2. Foi proferido despacho declarando aberta tal fase processual e delegando no
órgão de polícia criminal competente a inquirição das testemunhas indicadas pelas arguidas. Realizada tal inquirição, procedeu-se a debate instrutório, tendo, nesse momento, as arguidas suscitado a nulidade processual que entendiam decorrer do facto de lhes não ter sido notificada a data em que se realizou, perante a GNR, a inquirição de tais testemunhas.
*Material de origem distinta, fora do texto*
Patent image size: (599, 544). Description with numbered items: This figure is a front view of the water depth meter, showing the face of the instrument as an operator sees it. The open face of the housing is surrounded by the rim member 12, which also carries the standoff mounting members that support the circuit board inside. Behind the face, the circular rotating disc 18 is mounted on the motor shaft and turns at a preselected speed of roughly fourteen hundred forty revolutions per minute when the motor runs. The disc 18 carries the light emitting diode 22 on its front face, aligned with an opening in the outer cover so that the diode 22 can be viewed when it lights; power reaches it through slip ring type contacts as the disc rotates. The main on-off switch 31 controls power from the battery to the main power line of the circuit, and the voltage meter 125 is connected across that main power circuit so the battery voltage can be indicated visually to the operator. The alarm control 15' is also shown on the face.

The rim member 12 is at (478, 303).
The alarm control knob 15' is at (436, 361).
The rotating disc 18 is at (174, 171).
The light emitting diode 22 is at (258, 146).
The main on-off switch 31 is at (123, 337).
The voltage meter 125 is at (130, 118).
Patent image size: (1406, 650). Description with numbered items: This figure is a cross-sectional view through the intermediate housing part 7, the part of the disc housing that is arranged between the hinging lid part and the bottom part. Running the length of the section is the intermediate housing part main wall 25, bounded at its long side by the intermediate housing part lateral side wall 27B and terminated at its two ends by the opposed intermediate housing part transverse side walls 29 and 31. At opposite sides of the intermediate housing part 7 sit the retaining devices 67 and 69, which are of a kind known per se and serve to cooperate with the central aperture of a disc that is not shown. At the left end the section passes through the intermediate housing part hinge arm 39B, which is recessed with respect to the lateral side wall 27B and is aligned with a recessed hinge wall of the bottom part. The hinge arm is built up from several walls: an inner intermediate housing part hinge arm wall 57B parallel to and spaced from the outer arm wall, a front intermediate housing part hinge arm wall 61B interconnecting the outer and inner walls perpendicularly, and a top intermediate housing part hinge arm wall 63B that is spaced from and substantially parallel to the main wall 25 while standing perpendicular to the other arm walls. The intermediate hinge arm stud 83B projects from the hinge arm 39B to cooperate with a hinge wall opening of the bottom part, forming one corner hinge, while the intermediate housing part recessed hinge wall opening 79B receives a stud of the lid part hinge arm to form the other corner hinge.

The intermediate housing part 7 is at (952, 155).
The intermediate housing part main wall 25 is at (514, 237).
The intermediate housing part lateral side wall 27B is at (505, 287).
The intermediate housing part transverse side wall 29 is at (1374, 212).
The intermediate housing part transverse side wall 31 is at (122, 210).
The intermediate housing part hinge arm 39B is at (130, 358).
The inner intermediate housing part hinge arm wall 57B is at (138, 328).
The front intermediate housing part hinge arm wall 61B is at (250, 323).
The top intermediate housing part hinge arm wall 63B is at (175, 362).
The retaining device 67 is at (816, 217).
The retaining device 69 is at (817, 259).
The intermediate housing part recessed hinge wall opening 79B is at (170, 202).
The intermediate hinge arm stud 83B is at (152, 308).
3. Inconformados com a decisão que indeferiu tal nulidade, recorreram as arguidas para a Relação de Coimbra, que proferiu acórdão que, na parte ora relevante, tem o seguinte teor:
'(...) Assim, a única questão colocada em recurso é a de saber se – como é pacífico ter acontecido nos autos – a ausência do arguido e do seu defensor, nos actos de instrução, por si requeridos, ausência essa motivada, pela falta da respectiva notificação para aqueles actos, constitui ou não nulidade, a qual a existir tornaria os actos realizados inválidos, bem como os que dele dependam e afectados ficam, designadamente, o debate e a respectiva decisão instrutória. Estabelecem a alínea c), do art. 119º, do CPPenal, que constitui nulidade insanável a ausência do arguido ou do seu defensor, nos casos em que a lei exigir tal comparência, a al. d) do nº 2, do mesmo Código, que constitui nulidade relativa a insuficiência... da instrução... e o nº 2 do art. 118º, também daquele Código, que, nos casos em que a lei não cominar a nulidade, o acto ilegal é irregular. Cumpre, por isso, saber se a ocorrência em causa – ausência das arguidas e seu defensor, nos actos de inquirição de testemunhas, por si requeridos, em sede de instrução, por não terem sido notificados, para aquele efeito – constitui ou não ilegalidade, que possa e deva caracterizar-se, a qualquer daqueles títulos, a fim de serem daí extraídas as respectivas consequências legais, nos termos dos artºs 122º e 123º, daquele Código. Importa, pois, saber se a lei exige ou não a comparência do arguido e seu defensor em tais casos (inquirição de testemunhas), na fase processual em causa
(instrução). Mas não se vislumbra tal exigência na lei. Com efeito, começando por analisar os preceitos de matriz constitucional consagrados a propósito desta matéria em concreto, verifica-se que o nº 5, do art. 32º da CRP, dispõe que o processo criminal tem estrutura acusatória, estando a audiência de julgamento e os actos instructórios que a lei determinar subordinados ao princípio do contraditório. O princípio do contraditório consubstancia-se no direito-dever de o juiz ouvir as razões das partes (acusação e defesa) em relação a assuntos sobre os quais tenha de proferir decisão, bem como no direito de audiência de todos os sujeitos processuais que possam vir a ser afectados pela decisão e, em particular, no direito do arguido de intervir no processo e de se pronunciar e contraditar todos os testemunhos, depoimentos ou outros elementos de prova ou argumentos jurídicos trazidos ao processo – cfr. G. Canotilho e V. Moreira, Constituição da República Anotada, 206. Mas do exposto decorre que a Lei Fundamental não sujeita ao referido princípio do contraditório todos os actos de instrução, ao contrário do que sucede com os actos de audiência de julgamento, sendo que cabe ao legislador ordinário definir os actos instrutórios que àquele princípio deverão ficar submetidos – cfr. o Ac. do Tribunal Constitucional nº 434/87, de 4.11.87, publicado no DR, II, nº 19, de
23.01.88. Ora, das normas constantes do CPPenal, designadamente das inseridas no seu livro VI, Título III, Da Instrução, resulta que o legislador apenas submeteu ao referido princípio do contraditório os actos instrutórios atinentes ao debate e
às declarações para memória futura – cfr. art.s 289º, 294º e 297º. Assim sendo, ter-se-á de concluir que os actos instrutórios ora em causa – inquirição de testemunhas – não estão sujeitos ao princípio do contraditório, a significar que, no caso em apreciação, a falta de notificação das arguidas e seu defensor para a realização de tais actos e a sua ausência dos mesmos não constitui ilegalidade de qualquer dos aludidos tipos (...).'.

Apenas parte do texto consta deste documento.